DISCUSSION AND CONCLUSIONS
In this paper, we investigated mania-level classification (mania, hypomania, remission) of bipolar disorder (BD) patients using the Turkish Audio-Visual BD dataset, and proposed a trimodal architecture. We have performed a comprehensive analysis of fusion of modalities for predicting mania levels. The results showed that multimodality improves the classification of bipolar disorder. The acoustic, textual, and visual modalities complement each other and using all three modalities gives the best performance. A fusion model of just the linguistic and acoustic modalities still performs well, while requiring less information.
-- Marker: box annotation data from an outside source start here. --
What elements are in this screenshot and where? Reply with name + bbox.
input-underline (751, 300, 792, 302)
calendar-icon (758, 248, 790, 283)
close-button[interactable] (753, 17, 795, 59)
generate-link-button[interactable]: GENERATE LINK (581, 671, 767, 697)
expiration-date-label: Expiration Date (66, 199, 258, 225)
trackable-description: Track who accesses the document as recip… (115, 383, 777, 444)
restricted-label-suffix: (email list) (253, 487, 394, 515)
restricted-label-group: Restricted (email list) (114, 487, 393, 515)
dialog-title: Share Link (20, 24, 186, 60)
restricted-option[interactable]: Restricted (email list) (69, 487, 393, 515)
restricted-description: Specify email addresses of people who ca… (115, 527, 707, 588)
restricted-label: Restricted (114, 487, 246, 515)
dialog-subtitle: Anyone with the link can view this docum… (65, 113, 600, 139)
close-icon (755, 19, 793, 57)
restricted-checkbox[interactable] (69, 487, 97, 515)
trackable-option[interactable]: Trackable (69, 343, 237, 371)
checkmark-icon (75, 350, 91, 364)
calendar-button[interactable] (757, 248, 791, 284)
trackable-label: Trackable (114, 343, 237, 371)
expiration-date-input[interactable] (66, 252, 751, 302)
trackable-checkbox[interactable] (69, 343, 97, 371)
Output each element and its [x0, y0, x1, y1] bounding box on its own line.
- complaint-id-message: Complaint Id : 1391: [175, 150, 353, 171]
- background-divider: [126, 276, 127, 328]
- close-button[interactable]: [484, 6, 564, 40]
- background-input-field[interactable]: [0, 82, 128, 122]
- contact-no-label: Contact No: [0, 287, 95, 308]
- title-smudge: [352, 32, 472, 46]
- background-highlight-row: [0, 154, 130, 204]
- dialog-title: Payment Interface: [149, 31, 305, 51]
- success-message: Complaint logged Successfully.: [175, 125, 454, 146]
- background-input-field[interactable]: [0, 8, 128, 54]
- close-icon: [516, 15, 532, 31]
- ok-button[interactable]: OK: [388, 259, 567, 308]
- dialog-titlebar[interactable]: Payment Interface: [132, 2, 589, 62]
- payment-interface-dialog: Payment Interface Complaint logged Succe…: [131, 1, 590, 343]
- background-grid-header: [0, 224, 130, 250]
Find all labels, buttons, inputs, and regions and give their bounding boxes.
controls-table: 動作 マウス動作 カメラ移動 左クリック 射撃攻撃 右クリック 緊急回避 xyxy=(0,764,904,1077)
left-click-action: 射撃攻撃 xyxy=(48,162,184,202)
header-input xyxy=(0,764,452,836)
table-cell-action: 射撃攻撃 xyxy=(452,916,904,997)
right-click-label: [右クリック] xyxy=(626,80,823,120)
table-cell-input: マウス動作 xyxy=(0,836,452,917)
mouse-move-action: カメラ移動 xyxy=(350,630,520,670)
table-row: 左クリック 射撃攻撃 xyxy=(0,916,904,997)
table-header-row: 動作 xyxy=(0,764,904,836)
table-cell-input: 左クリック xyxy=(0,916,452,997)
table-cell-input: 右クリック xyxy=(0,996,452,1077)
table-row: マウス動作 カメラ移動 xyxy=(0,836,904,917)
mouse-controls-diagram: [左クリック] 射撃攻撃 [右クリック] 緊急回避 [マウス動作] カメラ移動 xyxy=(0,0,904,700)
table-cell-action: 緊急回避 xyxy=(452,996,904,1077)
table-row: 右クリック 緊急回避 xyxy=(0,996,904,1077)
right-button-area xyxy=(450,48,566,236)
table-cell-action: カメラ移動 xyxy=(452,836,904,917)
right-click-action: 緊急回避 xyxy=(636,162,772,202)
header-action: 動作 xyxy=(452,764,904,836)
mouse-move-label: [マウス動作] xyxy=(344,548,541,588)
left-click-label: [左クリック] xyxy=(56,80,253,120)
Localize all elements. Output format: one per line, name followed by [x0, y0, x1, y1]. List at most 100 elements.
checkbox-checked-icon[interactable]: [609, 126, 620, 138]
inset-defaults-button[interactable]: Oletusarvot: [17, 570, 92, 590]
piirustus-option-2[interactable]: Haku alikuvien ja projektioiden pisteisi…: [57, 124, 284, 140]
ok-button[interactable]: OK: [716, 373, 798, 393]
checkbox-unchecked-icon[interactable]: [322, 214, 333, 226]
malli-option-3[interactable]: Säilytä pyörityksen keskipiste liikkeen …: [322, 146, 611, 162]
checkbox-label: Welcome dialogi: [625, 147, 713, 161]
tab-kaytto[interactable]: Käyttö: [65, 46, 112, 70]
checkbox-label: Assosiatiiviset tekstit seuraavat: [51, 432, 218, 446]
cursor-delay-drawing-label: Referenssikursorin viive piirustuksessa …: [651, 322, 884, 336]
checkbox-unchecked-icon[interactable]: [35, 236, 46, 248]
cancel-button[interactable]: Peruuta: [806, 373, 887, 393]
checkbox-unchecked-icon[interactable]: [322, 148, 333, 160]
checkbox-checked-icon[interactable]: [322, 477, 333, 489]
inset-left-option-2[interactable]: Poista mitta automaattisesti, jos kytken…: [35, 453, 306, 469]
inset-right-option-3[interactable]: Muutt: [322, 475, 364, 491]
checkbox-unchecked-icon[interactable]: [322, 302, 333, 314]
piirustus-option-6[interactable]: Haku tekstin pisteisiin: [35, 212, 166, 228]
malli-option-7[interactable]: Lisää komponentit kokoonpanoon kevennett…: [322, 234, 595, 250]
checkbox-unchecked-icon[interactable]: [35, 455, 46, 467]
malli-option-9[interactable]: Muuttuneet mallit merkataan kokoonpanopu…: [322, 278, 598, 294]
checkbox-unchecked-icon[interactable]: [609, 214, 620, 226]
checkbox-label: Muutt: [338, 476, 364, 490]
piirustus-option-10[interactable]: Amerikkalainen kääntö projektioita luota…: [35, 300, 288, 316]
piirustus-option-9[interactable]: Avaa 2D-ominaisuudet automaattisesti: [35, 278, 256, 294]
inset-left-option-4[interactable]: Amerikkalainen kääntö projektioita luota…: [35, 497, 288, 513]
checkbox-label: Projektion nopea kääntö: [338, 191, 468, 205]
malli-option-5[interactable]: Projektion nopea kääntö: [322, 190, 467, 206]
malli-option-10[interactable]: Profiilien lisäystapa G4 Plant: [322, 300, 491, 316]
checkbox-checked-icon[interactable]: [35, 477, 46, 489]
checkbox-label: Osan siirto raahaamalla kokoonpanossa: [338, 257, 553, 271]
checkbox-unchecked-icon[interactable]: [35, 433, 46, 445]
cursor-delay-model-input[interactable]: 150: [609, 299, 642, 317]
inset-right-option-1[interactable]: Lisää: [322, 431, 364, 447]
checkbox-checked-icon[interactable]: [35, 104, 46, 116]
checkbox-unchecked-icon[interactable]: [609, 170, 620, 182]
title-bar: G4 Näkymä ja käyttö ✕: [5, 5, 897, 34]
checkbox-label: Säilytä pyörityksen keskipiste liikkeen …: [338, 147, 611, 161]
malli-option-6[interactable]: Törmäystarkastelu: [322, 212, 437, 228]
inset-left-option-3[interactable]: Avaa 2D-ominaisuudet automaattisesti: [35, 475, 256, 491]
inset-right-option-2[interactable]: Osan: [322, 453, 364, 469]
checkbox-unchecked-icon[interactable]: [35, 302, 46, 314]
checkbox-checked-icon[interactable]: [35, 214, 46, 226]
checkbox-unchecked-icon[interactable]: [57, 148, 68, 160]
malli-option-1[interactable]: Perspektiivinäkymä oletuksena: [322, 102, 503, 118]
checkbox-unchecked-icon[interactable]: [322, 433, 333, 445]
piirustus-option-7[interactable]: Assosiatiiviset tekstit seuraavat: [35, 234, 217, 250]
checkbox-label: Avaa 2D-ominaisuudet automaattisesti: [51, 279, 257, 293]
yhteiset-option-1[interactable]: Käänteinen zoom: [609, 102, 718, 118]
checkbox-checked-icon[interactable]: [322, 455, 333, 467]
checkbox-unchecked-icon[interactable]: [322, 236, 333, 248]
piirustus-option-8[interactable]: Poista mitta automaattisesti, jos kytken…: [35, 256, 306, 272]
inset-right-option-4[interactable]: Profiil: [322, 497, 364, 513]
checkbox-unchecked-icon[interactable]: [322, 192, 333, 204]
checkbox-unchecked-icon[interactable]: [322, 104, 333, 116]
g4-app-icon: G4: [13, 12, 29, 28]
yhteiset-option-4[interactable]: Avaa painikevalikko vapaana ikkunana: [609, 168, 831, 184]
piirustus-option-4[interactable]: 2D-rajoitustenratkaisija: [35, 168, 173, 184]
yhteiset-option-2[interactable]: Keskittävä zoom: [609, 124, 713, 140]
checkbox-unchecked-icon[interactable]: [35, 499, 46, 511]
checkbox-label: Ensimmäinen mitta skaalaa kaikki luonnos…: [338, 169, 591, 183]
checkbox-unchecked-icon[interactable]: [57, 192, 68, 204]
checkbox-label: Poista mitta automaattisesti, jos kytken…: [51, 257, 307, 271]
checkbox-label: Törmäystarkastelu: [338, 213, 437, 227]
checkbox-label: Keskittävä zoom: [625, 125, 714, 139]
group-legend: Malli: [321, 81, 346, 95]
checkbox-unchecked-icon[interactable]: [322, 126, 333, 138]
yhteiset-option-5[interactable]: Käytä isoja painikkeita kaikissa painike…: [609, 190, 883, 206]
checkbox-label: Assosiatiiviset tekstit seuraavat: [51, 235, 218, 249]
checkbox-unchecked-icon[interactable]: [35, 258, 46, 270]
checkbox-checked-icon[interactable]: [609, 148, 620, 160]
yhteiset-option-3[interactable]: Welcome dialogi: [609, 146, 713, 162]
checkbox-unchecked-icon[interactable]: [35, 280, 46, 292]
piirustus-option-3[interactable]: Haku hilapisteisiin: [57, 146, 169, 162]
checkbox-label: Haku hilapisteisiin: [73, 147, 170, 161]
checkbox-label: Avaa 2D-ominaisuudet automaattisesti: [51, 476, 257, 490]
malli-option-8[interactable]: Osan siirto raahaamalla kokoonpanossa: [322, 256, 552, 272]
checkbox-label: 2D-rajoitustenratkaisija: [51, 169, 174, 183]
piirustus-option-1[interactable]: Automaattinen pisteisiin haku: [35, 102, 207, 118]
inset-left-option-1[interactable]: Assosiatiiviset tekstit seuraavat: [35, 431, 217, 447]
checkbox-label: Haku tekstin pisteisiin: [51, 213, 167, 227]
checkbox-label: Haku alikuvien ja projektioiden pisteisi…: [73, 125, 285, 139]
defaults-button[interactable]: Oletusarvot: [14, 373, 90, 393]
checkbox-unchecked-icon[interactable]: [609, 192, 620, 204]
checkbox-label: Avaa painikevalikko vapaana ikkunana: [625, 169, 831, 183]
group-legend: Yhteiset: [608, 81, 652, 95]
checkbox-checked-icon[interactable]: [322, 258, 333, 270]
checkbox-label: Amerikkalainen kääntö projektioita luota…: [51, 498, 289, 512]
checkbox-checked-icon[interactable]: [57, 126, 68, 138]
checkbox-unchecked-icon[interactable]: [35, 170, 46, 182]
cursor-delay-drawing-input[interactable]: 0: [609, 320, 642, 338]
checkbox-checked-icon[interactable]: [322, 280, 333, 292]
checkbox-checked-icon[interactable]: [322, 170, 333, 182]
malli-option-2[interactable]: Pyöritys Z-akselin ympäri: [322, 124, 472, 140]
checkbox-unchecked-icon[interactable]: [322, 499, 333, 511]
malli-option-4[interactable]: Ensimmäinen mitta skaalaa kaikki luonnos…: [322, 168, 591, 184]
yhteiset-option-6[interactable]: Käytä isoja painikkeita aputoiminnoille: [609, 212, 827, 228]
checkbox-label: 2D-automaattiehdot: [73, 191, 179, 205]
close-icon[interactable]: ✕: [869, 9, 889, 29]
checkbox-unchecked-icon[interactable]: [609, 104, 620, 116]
This may be important, in case a camera is considered to be intrusive in the assessment sessions.
The best performing system combines audio, video and linguistic modalities using modality-specific weighted score fusion of weighted and unweighted Kernel ELMs, decisions of which are finally fused using majority voting. We achieve 64.8% test set UAR on this configuration, which advances the state-of-the-art on the BD dataset. The unimodal test performance breakdown of the top multimodal systems confirm the robustness of acoustic eGeMAPS descriptors, which deserves further research in depression studies.